I try also not to fall into the trap of expectations. That goes for everyone. If I can't offer the typical exchange of phrases, I won't. If I can tell someone expects me to reciprocate a sentiment that I don't in fact feel, I find a way to thank them for theirs and leave myself out of it.
This process is not as stark as it sounds. There's woman I used to work with who says, "I love you," every time she sees me. I always return her feeling, every single time. I can't say that I don't, because, though we don't really spend anytime together, I care about what happens to her, how she's feeling, where she's been or where she'll end up... so I can see that as a form of love. She has no children and sort of sees me as the daughter she might have had.
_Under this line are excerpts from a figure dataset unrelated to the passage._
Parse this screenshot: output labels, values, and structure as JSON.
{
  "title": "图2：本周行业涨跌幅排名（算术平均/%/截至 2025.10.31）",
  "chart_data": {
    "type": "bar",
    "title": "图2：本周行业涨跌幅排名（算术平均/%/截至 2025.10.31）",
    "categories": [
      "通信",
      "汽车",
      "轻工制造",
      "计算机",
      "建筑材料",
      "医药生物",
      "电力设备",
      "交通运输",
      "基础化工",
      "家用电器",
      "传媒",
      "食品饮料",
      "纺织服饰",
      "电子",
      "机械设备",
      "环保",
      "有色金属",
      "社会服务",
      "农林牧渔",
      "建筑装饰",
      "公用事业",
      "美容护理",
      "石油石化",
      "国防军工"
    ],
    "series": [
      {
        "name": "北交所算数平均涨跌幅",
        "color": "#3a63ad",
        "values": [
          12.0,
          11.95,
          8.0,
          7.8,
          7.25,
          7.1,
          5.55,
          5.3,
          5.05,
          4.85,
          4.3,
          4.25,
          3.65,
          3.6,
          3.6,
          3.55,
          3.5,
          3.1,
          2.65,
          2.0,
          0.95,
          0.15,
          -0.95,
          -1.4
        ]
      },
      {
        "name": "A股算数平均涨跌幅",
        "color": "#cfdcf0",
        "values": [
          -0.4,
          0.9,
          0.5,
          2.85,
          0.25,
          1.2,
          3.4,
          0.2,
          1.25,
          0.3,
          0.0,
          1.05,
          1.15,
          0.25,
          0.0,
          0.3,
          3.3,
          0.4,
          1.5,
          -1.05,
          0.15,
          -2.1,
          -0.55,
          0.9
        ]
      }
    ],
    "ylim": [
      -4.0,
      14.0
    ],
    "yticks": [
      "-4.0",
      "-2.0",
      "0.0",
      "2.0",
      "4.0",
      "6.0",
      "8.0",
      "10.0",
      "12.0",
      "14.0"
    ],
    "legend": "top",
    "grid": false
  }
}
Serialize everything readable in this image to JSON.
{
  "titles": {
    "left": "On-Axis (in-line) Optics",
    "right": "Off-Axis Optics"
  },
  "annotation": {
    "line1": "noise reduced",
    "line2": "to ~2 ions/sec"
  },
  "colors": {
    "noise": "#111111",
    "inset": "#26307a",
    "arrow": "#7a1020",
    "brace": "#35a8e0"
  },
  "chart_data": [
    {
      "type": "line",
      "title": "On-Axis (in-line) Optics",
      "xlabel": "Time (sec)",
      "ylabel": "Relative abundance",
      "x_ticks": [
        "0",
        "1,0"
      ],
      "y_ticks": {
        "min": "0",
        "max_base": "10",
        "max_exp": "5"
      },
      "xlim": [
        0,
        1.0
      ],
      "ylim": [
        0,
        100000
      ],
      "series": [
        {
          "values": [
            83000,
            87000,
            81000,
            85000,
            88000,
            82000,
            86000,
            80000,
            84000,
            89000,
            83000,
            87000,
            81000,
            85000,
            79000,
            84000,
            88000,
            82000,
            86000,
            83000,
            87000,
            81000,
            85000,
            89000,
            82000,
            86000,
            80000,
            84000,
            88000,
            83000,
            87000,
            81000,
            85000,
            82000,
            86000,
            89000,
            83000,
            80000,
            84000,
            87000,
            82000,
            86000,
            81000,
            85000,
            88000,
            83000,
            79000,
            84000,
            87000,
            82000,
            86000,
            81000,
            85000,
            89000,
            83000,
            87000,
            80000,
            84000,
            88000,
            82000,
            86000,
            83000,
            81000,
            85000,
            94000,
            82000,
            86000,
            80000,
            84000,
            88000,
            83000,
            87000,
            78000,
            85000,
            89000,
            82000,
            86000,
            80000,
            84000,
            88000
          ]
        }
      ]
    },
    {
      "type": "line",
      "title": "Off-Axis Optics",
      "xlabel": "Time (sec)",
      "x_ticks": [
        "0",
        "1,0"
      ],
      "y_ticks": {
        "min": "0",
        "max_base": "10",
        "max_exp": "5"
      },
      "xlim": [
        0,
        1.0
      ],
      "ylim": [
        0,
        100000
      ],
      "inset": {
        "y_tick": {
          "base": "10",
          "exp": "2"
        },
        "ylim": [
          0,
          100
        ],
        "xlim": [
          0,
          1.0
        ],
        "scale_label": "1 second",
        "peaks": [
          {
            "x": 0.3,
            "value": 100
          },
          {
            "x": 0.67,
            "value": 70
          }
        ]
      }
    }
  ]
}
I find no harm in going along with this idea...
My point is I think it's a great thing to learn to think about how we interact with the world and find a way truest to ourselves to live with others. I don't believe in sparing people insincerely. If I had no love for that woman whatever, I'd never say, "I love you, too." I'd say, "You're so sweet," or something else that I felt sincerely. Even with those I consider to be my nearest and dearest, I won't offer sentiments I don't have. Same for one of my friends... I told her once how she seems to be one of the closest people to me, among my friends... she offered another person in my life... I followed her logic and took no offense to the fact that she could not necessarily say the same to me. We have a special friendship, and her honesty never betrays that in my eyes. I require no false place-holding words to comfort me. I prefer the truth.
I hope most of us find that courage. To not expect reciprocation... rather, to expect authenticity... to want our friends and family to be themselves, to be happy being themselves, and to never pressure anyone to feel any differently.